Australian politician and journalist

Archibald Sanderson (1 April 1870 – 18 June 1937) was an Australian politician and journalist.

Born at Glenthompson in Victoria to pastoralist John Sanderson and Agnes Roberts, he attended Haileybury College and Christ Church, Oxford (graduating in 1892) after the family's move to England before travelling to New Zealand to work as a parliamentary reporter for the Christchurch Press and the Wellington Evening Press. In 1895 he moved to Western Australia and joined the Perth Morning Herald. In 1897 he began establishing a rural retreat and fruit-growing property in the Darling Scarp which he named Lesmurdie after Lesmurdie Cottage, a shooting box near Dufftown, Scotland that his father had rented; the area of his property is now a suburb of Perth.

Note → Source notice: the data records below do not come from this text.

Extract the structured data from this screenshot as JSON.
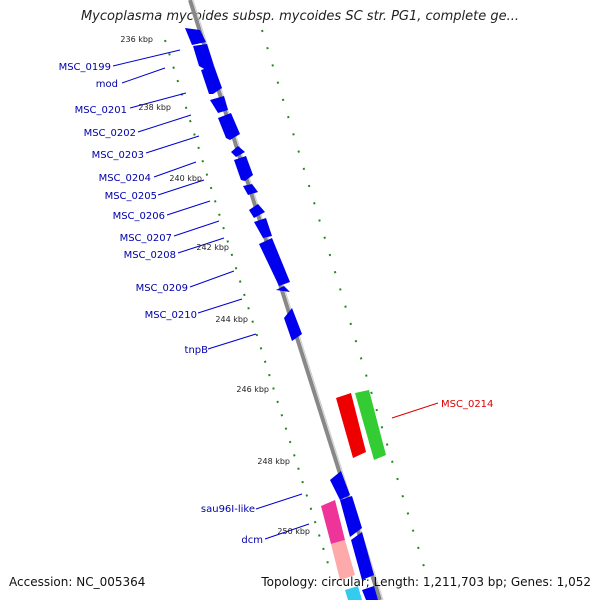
{
  "title": "Mycoplasma mycoides subsp. mycoides SC str. PG1, complete ge...",
  "footer": {
    "accession": "Accession: NC_005364",
    "summary": "Topology: circular; Length: 1,211,703 bp; Genes: 1,052"
  },
  "colors": {
    "backbone": "#888888",
    "gene_forward": "#0000ee",
    "gene_highlight_red": "#ee0000",
    "gene_highlight_green": "#33cc33",
    "gene_pink": "#ee3399",
    "gene_light_pink": "#ffaaaa",
    "gene_cyan": "#33ccee",
    "tick_green": "#228822",
    "label_blue": "#0000aa",
    "label_red": "#dd0000"
  },
  "ticks": [
    {
      "label": "236 kbp"
    },
    {
      "label": "238 kbp"
    },
    {
      "label": "240 kbp"
    },
    {
      "label": "242 kbp"
    },
    {
      "label": "244 kbp"
    },
    {
      "label": "246 kbp"
    },
    {
      "label": "248 kbp"
    },
    {
      "label": "250 kbp"
    }
  ],
  "gene_labels": [
    {
      "name": "MSC_0199",
      "color": "blue"
    },
    {
      "name": "mod",
      "color": "blue"
    },
    {
      "name": "MSC_0201",
      "color": "blue"
    },
    {
      "name": "MSC_0202",
      "color": "blue"
    },
    {
      "name": "MSC_0203",
      "color": "blue"
    },
    {
      "name": "MSC_0204",
      "color": "blue"
    },
    {
      "name": "MSC_0205",
      "color": "blue"
    },
    {
      "name": "MSC_0206",
      "color": "blue"
    },
    {
      "name": "MSC_0207",
      "color": "blue"
    },
    {
      "name": "MSC_0208",
      "color": "blue"
    },
    {
      "name": "MSC_0209",
      "color": "blue"
    },
    {
      "name": "MSC_0210",
      "color": "blue"
    },
    {
      "name": "tnpB",
      "color": "blue"
    },
    {
      "name": "MSC_0214",
      "color": "red"
    },
    {
      "name": "sau96I-like",
      "color": "blue"
    },
    {
      "name": "dcm",
      "color": "blue"
    }
  ]
}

He studied law from 1903, being called to the English Bar in 1906 and the Western Australian equivalent in 1907. He married Maude Louisa Rose Parry in 1906. In 1911 he was first president of the Western Australian Liberal Club, and in 1912 was elected to the Western Australian Legislative Council as a Liberal member, where he advocated laissez-faire economic policies and occasionally supported Labor legislation. Although he had been an opponent of Federation, he also opposed the secession movement. He joined the Country Party and ran on its Senate ticket in 1922. Sanderson died in 1937.